Sandaran warga komunitas, terutama lapisan bawah dan paling bawah yang merupakan mayoritas masyarakat, merupakan dasar piramida tatanan masyarakat. Namun usaha memberdayakan lapisan dasar piramida masyarakat, rasanya akan mengalami persoalan bila mengabaikan unsur-unsur seni tradisional yang sangat beragam. Karena pada seni tradisional terdapat unsur komunikasi, mobilisasi, partisipasi dan kontrol, karena seni tradisional berhubungan langsung dengan kemungkinan-kemungkinan untuk merebut kembali hak tuan atas nasib sendiri dan daerah sebagai suatu ruang lingkup kehidupan bersama.

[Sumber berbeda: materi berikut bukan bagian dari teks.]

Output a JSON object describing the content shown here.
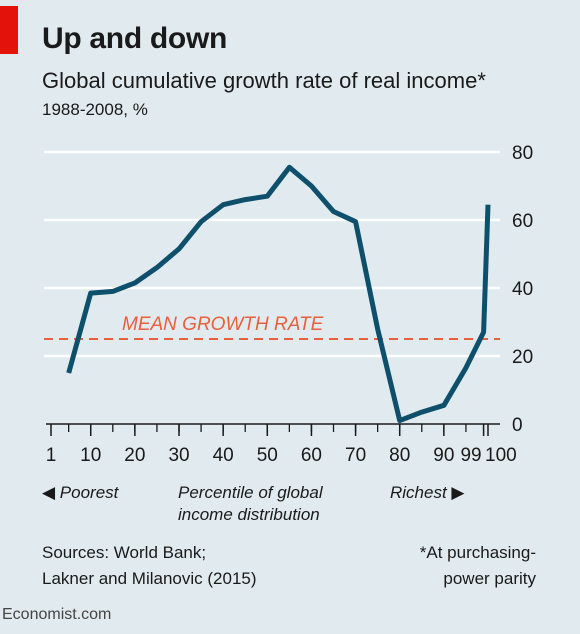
{
  "header": {
    "title": "Up and down",
    "subtitle": "Global cumulative growth rate of real income*",
    "unit": "1988-2008, %"
  },
  "footer": {
    "source_line1": "Sources: World Bank;",
    "source_line2": "Lakner and Milanovic (2015)",
    "note_line1": "*At purchasing-",
    "note_line2": "power parity",
    "credit": "Economist.com"
  },
  "bottom_labels": {
    "left": "◀ Poorest",
    "center_line1": "Percentile of global",
    "center_line2": "income distribution",
    "right": "Richest ▶"
  },
  "colors": {
    "background": "#e1eaef",
    "line": "#0e4f6b",
    "mean": "#e8603c",
    "grid": "#ffffff",
    "accent": "#e3120b"
  },
  "chart_data": {
    "type": "line",
    "x_ticks": [
      1,
      10,
      20,
      30,
      40,
      50,
      60,
      70,
      80,
      90,
      99,
      100
    ],
    "x_tick_labels": [
      "1",
      "10",
      "20",
      "30",
      "40",
      "50",
      "60",
      "70",
      "80",
      "90",
      "99",
      "100"
    ],
    "y_ticks": [
      0,
      20,
      40,
      60,
      80
    ],
    "ylim": [
      0,
      80
    ],
    "grid": true,
    "series": [
      {
        "x": [
          5,
          10,
          15,
          20,
          25,
          30,
          35,
          40,
          45,
          50,
          55,
          60,
          65,
          70,
          75,
          80,
          85,
          90,
          95,
          99,
          100
        ],
        "values": [
          15,
          38.5,
          39,
          41.5,
          46,
          51.5,
          59.5,
          64.5,
          66,
          67,
          75.5,
          70,
          62.5,
          59.5,
          28,
          1,
          3.5,
          5.5,
          16.5,
          27,
          64.5
        ]
      }
    ],
    "mean": {
      "label": "MEAN GROWTH RATE",
      "value": 25
    }
  }
}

Yang dipertanyakan sekarang, seberapa jauh apresiasi masyarakat sebagai pendukung kebudayaan lokal?. Kenyataan yang tidak dapat dipungkiri, dalam memahami dan mengapresiasi kebudayaan lokal, dari kalangan generasi pendahulu masih mengimpikan masa keemasan masa lalu. Sementara generasi 80-an sampai sekarang, mulai berkurang dan bahkan nyaris tidak mempunyai kegandrungan terhadap kebudayaan daerah. Mereka kurang tertarik dan enggan mengapresiasinya, karena apa yang dilihat diasumsikan sebagai aktifitas keterbelakangan, kolot dan barangkali tidak memihak pada suatu kepentingan dalam kancah pergaulan. Sedikit sekali yang mau memahami dan mengapresiasinya.

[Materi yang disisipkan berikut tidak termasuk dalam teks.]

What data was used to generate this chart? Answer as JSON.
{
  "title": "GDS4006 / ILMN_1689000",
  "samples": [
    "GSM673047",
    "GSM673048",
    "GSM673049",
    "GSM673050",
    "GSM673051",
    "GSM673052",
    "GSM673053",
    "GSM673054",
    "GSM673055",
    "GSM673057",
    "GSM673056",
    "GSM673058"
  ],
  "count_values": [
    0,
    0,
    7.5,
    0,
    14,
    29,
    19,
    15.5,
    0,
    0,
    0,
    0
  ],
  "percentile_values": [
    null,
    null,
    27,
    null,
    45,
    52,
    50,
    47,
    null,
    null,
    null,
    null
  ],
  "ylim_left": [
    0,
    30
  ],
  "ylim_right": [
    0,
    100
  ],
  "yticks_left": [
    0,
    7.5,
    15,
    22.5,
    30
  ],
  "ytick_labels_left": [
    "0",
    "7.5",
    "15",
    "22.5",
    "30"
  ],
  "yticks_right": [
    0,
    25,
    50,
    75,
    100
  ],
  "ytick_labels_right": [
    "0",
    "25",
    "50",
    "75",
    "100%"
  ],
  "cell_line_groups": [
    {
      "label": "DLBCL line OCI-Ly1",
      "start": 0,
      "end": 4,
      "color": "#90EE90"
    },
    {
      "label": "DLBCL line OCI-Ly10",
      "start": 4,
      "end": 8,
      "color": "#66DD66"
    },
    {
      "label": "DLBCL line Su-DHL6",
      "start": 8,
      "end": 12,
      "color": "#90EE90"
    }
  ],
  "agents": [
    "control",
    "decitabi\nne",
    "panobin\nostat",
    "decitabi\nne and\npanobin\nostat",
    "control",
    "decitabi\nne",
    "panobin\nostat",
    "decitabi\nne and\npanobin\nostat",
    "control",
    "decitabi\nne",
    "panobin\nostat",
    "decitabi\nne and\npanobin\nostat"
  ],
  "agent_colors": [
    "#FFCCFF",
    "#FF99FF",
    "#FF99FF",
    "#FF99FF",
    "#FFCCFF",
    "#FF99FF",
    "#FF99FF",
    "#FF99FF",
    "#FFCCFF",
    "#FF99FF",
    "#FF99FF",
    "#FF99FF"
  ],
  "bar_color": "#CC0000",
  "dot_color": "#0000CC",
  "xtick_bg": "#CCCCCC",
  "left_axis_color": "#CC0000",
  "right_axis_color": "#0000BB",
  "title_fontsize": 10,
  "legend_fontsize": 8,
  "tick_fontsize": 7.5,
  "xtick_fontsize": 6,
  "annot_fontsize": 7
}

Banyak hal yang menjadi penyebab melemahnya pemahaman dan apresiasi masyarakat terhadap seni tradisional (tradisional), antara lain, yang utama sistem pendidikan nasional tidak memberi peluang cukup pada anak didik untuk mengapresiasi dan mengembangkan budaya sendiri. Kemudian lembaga-lembaga masyarakat tradisional perannya tidak lagi berfungsi, dan sudah diambil alih oleh pemerintah, melalui konsep barunya yang penampakannya cenderung memihak pada kepentingan sesaat. Demikian pula tampaknya para seniman dan budayan Maduram peran dan fungsinya tidak lagi efektif, mereka lebih sibuk membangun fasilitas sosial dari pada fasilitas moral. Pemangku adat yang ditokohkan sebagai orang pertama di masyarakat cenderung menjadi kebanggaan diri dalam design seremonial. Akibatnya peluang dalam membangun kekuatan seni tradisional telah terjadi tarik ulur; siapa yang dikuasi dan siapa yang menguasai.

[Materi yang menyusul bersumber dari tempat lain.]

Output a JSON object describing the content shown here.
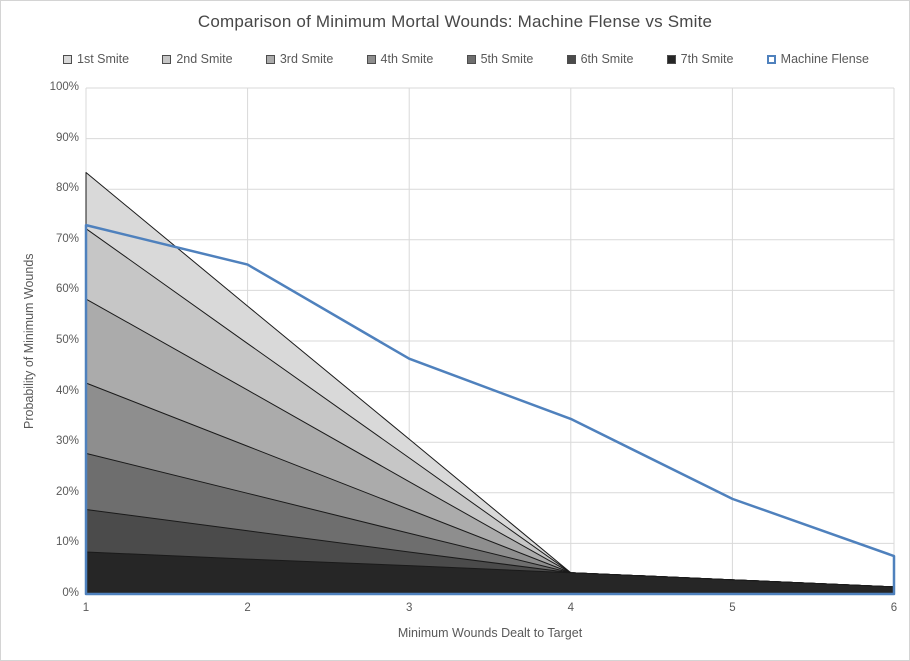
{
  "chart_data": {
    "type": "area",
    "title": "Comparison of Minimum Mortal Wounds: Machine Flense vs Smite",
    "xlabel": "Minimum Wounds Dealt to Target",
    "ylabel": "Probability of Minimum Wounds",
    "x": [
      1,
      2,
      3,
      4,
      5,
      6
    ],
    "xlim": [
      1,
      6
    ],
    "ylim": [
      0,
      100
    ],
    "grid": true,
    "legend_position": "top",
    "x_tick_labels": [
      "1",
      "2",
      "3",
      "4",
      "5",
      "6"
    ],
    "y_tick_values": [
      0,
      10,
      20,
      30,
      40,
      50,
      60,
      70,
      80,
      90,
      100
    ],
    "y_tick_labels": [
      "0%",
      "10%",
      "20%",
      "30%",
      "40%",
      "50%",
      "60%",
      "70%",
      "80%",
      "90%",
      "100%"
    ],
    "series": [
      {
        "name": "1st Smite",
        "kind": "area",
        "fill": "#d9d9d9",
        "border": "#1a1a1a",
        "border_width": 1,
        "values": [
          83.3,
          56.9,
          30.6,
          4.2,
          2.8,
          1.4
        ]
      },
      {
        "name": "2nd Smite",
        "kind": "area",
        "fill": "#c6c6c6",
        "border": "#1a1a1a",
        "border_width": 1,
        "values": [
          72.2,
          49.5,
          26.9,
          4.2,
          2.8,
          1.4
        ]
      },
      {
        "name": "3rd Smite",
        "kind": "area",
        "fill": "#ababab",
        "border": "#1a1a1a",
        "border_width": 1,
        "values": [
          58.3,
          40.3,
          22.2,
          4.2,
          2.8,
          1.4
        ]
      },
      {
        "name": "4th Smite",
        "kind": "area",
        "fill": "#8e8e8e",
        "border": "#1a1a1a",
        "border_width": 1,
        "values": [
          41.7,
          29.2,
          16.7,
          4.2,
          2.8,
          1.4
        ]
      },
      {
        "name": "5th Smite",
        "kind": "area",
        "fill": "#6e6e6e",
        "border": "#1a1a1a",
        "border_width": 1,
        "values": [
          27.8,
          19.9,
          12.0,
          4.2,
          2.8,
          1.4
        ]
      },
      {
        "name": "6th Smite",
        "kind": "area",
        "fill": "#4b4b4b",
        "border": "#1a1a1a",
        "border_width": 1,
        "values": [
          16.7,
          12.5,
          8.3,
          4.2,
          2.8,
          1.4
        ]
      },
      {
        "name": "7th Smite",
        "kind": "area",
        "fill": "#262626",
        "border": "#1a1a1a",
        "border_width": 1,
        "values": [
          8.3,
          6.9,
          5.6,
          4.2,
          2.8,
          1.4
        ]
      },
      {
        "name": "Machine Flense",
        "kind": "outline",
        "fill": "none",
        "border": "#4f81bd",
        "border_width": 2.5,
        "values": [
          72.9,
          65.1,
          46.5,
          34.6,
          18.8,
          7.5
        ]
      }
    ],
    "colors": {
      "gridline": "#d9d9d9",
      "axis_text": "#595959",
      "title_text": "#474747",
      "background": "#ffffff",
      "chart_border": "#d4d4d4"
    }
  }
}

Dari persoalan tersebut, akibatnya yang terangkat ke permukaan justru cenderung pada budaya material, sementara yang moral dan spiritual yang menjadi substansi dari sebuah seni tradisional kurang dan hampir tidak mendapat perhatian. Anehnya, arus bawah yang menjadi kekuatan sentral menerima begitu saja tanpa prasangka, apalagi ditambah budaya import yang demikian gencar dari proses globalisiasi. Segala model “yang baru” semakin menjadi idola, sedang “yang lama” diberangus begitu saja. “Dalam mengembangkan seni budaya, kita ikuti saja selera masyarakat. Kesenian tidak perlu konsep, seni tradisi tidak relevan lagi jaman sekarang, minat masyarakat dangdut ya ikuti saja mereka”. Demikian ungkapan seorang pejabat birokrasi yang menangani hal-hal yang berkaitan dengan kebudayaan. “Kita ikuti saja kehendak masyarakat, yaitu kesenian yang gampang digelar (maksudnya kesenian instan, dangdut dan sejenisnya). Itulah kebutuhan kesenian masyarakat kitya”. Ironis memang.